Toffoli centraliza provas da Operação Compliance Zero no STF, especialistas alertam para riscos
O ministro Dias Toffoli, do Supremo Tribunal Federal (STF), determinou que todos os bens e materiais apreendidos na segunda fase da Operação Compliance Zero, conduzida pela Polícia Federal (PF), sejam enviados lacrados e acautelados diretamente à sede do STF. A medida, que retira a custódia das provas da PF, gerou preocupação entre especialistas e pessoas ligadas à investigação, que temem a perda de provas relevantes para o andamento do processo.
A decisão do ministro visa preservar a integridade do material coletado, permitindo sua posterior liberação para perícia técnica da PF. No entanto, a forma como a determinação foi feita, centralizando o acervo probatório no STF, é vista com ressalvas por juristas e constitucionalistas. Eles apontam que essa centralização pode criar um ponto sensível para a investigação e abrir margem para questionamentos futuros.
A PF realizou a segunda fase da operação nesta quarta-feira, cumprindo 42 mandados de busca e apreensão em imóveis de alvos ligados ao esquema de fraudes envolvendo o Banco Master. Foram bloqueados R$ 5,7 bilhões em bens. A investigação apura suspeitas de venda de carteiras de crédito fraudulentas ao Banco de Brasília (BRB), que podem chegar a R$ 12 bilhões, levando à decretação de liquidação do banco pelo Banco Central. As informações foram divulgadas pela Gazeta do Povo.

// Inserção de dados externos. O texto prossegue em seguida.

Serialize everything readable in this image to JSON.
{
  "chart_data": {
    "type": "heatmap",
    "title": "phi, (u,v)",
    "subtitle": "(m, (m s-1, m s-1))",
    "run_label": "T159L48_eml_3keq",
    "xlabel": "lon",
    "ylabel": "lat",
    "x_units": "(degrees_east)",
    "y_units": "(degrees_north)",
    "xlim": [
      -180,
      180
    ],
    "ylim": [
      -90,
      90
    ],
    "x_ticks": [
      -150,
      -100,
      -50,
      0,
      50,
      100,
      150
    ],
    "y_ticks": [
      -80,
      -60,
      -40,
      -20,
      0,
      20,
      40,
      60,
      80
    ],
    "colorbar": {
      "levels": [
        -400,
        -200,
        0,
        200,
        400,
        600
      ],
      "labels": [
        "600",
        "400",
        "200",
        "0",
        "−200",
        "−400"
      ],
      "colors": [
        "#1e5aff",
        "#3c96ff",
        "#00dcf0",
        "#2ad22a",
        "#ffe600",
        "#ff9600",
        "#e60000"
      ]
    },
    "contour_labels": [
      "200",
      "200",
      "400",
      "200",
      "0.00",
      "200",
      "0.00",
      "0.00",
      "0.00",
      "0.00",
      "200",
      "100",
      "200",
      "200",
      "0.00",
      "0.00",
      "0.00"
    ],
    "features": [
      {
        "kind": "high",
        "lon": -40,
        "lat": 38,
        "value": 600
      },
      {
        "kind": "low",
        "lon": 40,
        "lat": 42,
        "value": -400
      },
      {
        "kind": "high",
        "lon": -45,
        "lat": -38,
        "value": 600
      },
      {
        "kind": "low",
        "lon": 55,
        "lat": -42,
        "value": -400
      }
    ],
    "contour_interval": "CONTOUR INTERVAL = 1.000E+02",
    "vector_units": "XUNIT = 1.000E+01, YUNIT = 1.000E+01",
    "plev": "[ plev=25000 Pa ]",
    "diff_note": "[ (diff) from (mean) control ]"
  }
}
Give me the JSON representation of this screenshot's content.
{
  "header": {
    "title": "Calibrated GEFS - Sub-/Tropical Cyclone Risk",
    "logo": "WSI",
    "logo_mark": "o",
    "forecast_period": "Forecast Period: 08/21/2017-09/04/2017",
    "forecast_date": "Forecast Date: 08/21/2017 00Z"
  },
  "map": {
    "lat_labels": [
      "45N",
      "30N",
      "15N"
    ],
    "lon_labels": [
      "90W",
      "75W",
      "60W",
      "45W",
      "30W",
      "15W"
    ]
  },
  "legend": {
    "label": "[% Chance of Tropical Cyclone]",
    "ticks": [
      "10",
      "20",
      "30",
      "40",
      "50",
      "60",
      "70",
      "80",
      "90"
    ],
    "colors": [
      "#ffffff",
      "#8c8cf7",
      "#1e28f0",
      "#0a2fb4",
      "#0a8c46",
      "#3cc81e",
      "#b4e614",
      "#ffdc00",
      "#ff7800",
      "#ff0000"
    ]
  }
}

Medida excepcional levanta dúvidas sobre a cadeia de custódia
Para o advogado André Marsiglia, a determinação de Toffoli é uma medida de caráter excepcionalíssima no processo penal brasileiro. Ele ressalta que a PF é o órgão técnico legalmente incumbido de realizar perícias, além de armazenar e preservar provas físicas e digitais. A retirada desse papel da polícia, segundo ele, foge do trâmite usual.
O criminalista Márcio Nunes também expressou preocupação, afirmando que, ao centralizar o acervo probatório no STF, o Judiciário ultrapassa sua função típica de controle de legalidade. Nunes argumenta que o tribunal não possui a estrutura técnica de um órgão pericial para garantir a integridade e a cadeia de custódia dos materiais apreendidos.
Especialistas apontam risco de questionamentos sobre validade das provas
Segundo Márcio Nunes, a escolha de centralizar as provas no STF sinaliza uma desconfiança institucional profunda. Ele alerta que isso abre espaço para alegações de manuseio inadequado das provas, fora do ambiente pericial padrão, o que poderia impactar a validade dos elementos coletados na Operação Compliance Zero.
A reportagem da Gazeta do Povo buscou contato com a assessoria de imprensa do STF para comentar as críticas sobre a excepcionalidade da medida, mas o espaço segue aberto para manifestação até o momento da publicação.
Banco Master no centro de investigação bilionária
A Operação Compliance Zero investiga um esquema de fraudes envolvendo o Banco Master, que se consolidou como uma das maiores crises do sistema financeiro nacional. Desde o início do ano, novas revelações têm demonstrado a gravidade das fraudes, evidenciando a proximidade de autoridades em Brasília com a diretoria e os negócios do banco. A PF apura suspeitas de venda de carteiras de crédito fraudulentas ao BRB, em valores que podem atingir R$ 12 bilhões.